Growing police-state measures in face of COVID-19

As nations across the globe remain under lockdown, more sweeping powers are being assumed by governments in the name of containing the COVID-19 pandemic. Facing demands for relief from poor barrios running out of resources under his lockdown orders, Philippine President Rodrigo Duterte threatened to shoot protesters in the streets. Particularly naming the popular organization Kadamay as planning protests, Duterte said April 1: "Remember, you leftists: You are not the government. Do not go around causing trouble and riots because I will order you detained until this COVID [outbreak ends]. I will not hesitate. My orders are to the police and military...that if there is trouble... shoot them dead. Do you understand? Dead. Instead of causing trouble, I'll send you to the grave." (Rappler)

Netherlands to pay over Indonesia atrocities

The Hague District Court on March 25 ordered the Netherlands to pay compensation to the relatives of 11 men executed by Dutch soldiers in South Sulawesi in 1946 and 1947, during the 1945-49 Indonesian War of Independence. Ten of the cases under consideration were found to be summary executions; there was one case in which a man was randomly shot. The largest compensation, in the form of intangible damages of €10,000, was awarded to a man who witnessed his father's summary execution when he was a child. The relatives of other men were awarded material compensation for lost livelihood, varying from €123.48 to €3,634. The court explained that the amounts are low because many of the executed men were farmers who only earned about €100 a year. This judgment follows a series of “Indonesia cases,” which the Dutch courts have been hearing since 2011.
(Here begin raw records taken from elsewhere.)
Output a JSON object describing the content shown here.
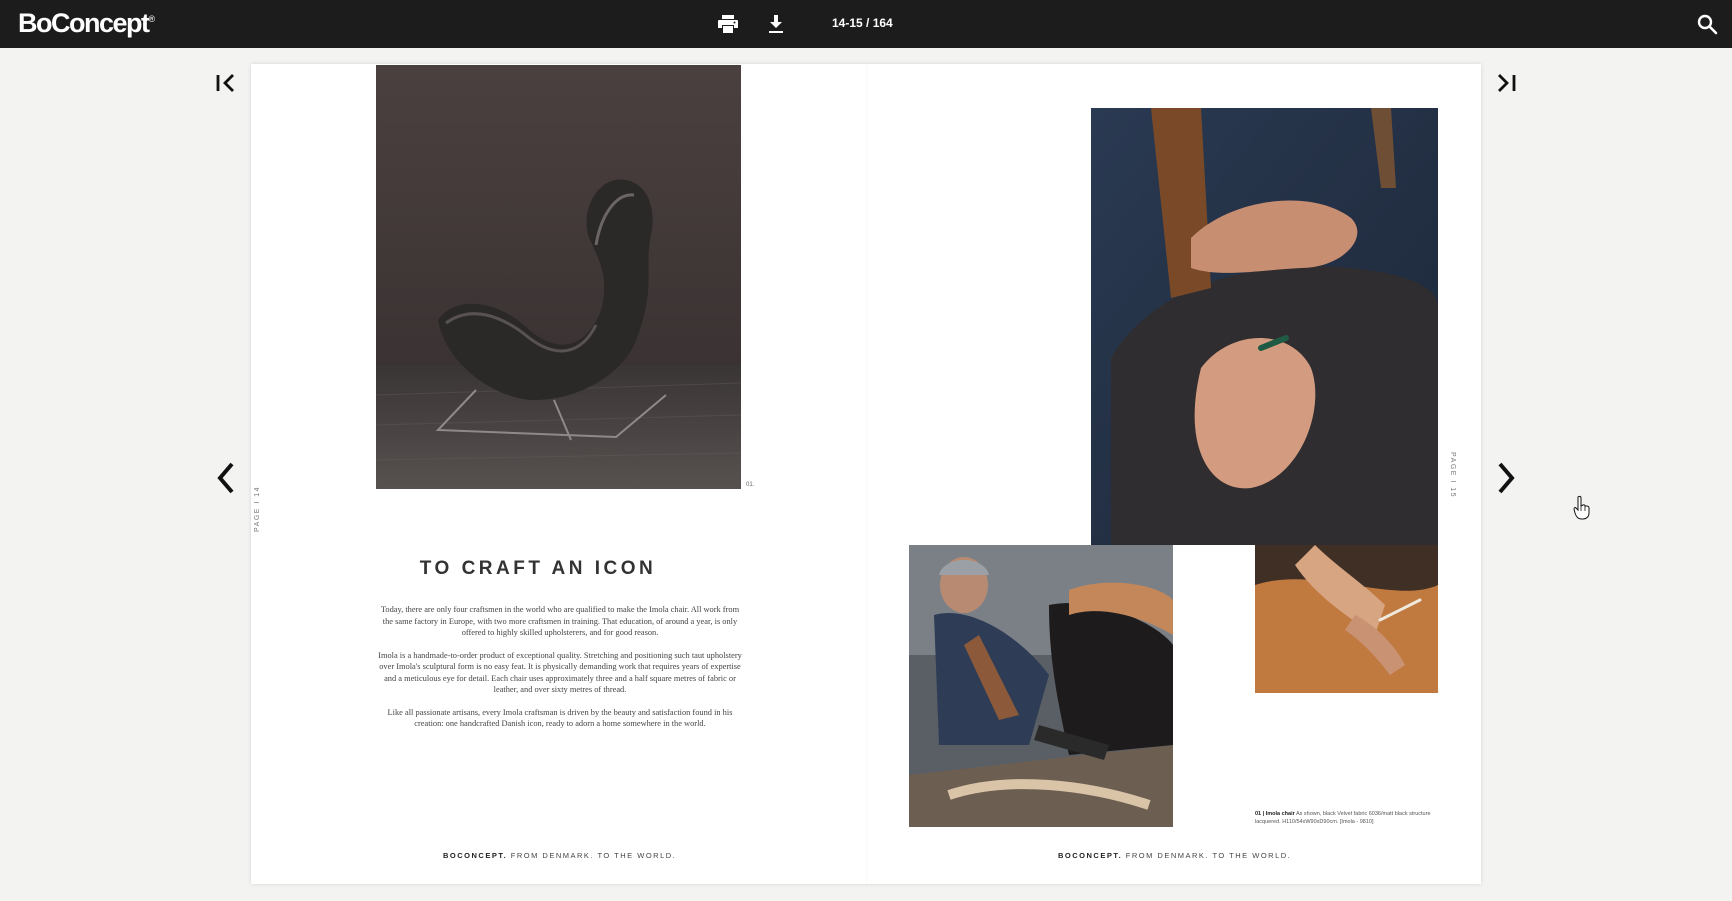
{
  "header": {
    "logo_text": "BoConcept",
    "logo_mark": "®",
    "page_counter": "14-15 / 164",
    "icons": [
      "print-icon",
      "download-icon",
      "search-icon"
    ]
  },
  "navigation": {
    "first_page_icon": "first-page-icon",
    "last_page_icon": "last-page-icon",
    "prev_icon": "chevron-left-icon",
    "next_icon": "chevron-right-icon"
  },
  "left_page": {
    "page_label": "PAGE  I  14",
    "photo_number": "01.",
    "title": "TO CRAFT AN ICON",
    "paragraphs": [
      "Today, there are only four craftsmen in the world who are qualified to make the Imola chair. All work from the same factory in Europe, with two more craftsmen in training. That education, of around a year, is only offered to highly skilled upholsterers, and for good reason.",
      "Imola is a handmade-to-order product of exceptional quality. Stretching and positioning such taut upholstery over Imola's sculptural form is no easy feat. It is physically demanding work that requires years of expertise and a meticulous eye for detail. Each chair uses approximately three and a half square metres of fabric or leather, and over sixty metres of thread.",
      "Like all passionate artisans, every Imola craftsman is driven by the beauty and satisfaction found in his creation: one handcrafted Danish icon, ready to adorn a home somewhere in the world."
    ],
    "footer_brand": "BOCONCEPT.",
    "footer_tagline": " FROM DENMARK. TO THE WORLD."
  },
  "right_page": {
    "page_label": "PAGE  I  15",
    "caption_bold": "01 | Imola chair",
    "caption_text": " As shown, black Velvet fabric 6036/matt black structure lacquered. H110/54xW90xD90cm. [Imola - 9810]",
    "footer_brand": "BOCONCEPT.",
    "footer_tagline": " FROM DENMARK. TO THE WORLD."
  },
  "colors": {
    "topbar": "#1c1c1c",
    "background": "#f3f3f1",
    "page": "#ffffff"
  }
}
UN panel: 'highly likely' Assad bombs hospitals

A report by a special UN Headquarters Board of Inquiry ordered by the Secretary-General finds that it is "highly probable" that the Bashar Assad regime and allied forces have bombed hospitals and other civilian targets in Syria. The report, turned in April 6, cited air-strikes last year on a hospital, a clinic, and a childcare facility in opposition-held areas of Idlib and Hama provinces. All three were on a "deconfliction list" of protected sites that the UN had provided to Damascus. The Board of Inquiry also found it "plausible" the regime targeted another healthcare center. Yet the report failed to specifically mention Russia, which has also been engaged in the air-strikes, referring only to "the Government of Syria and/or its allies." The Assad regime has claimed that the targeted sites were being used by "terrorists."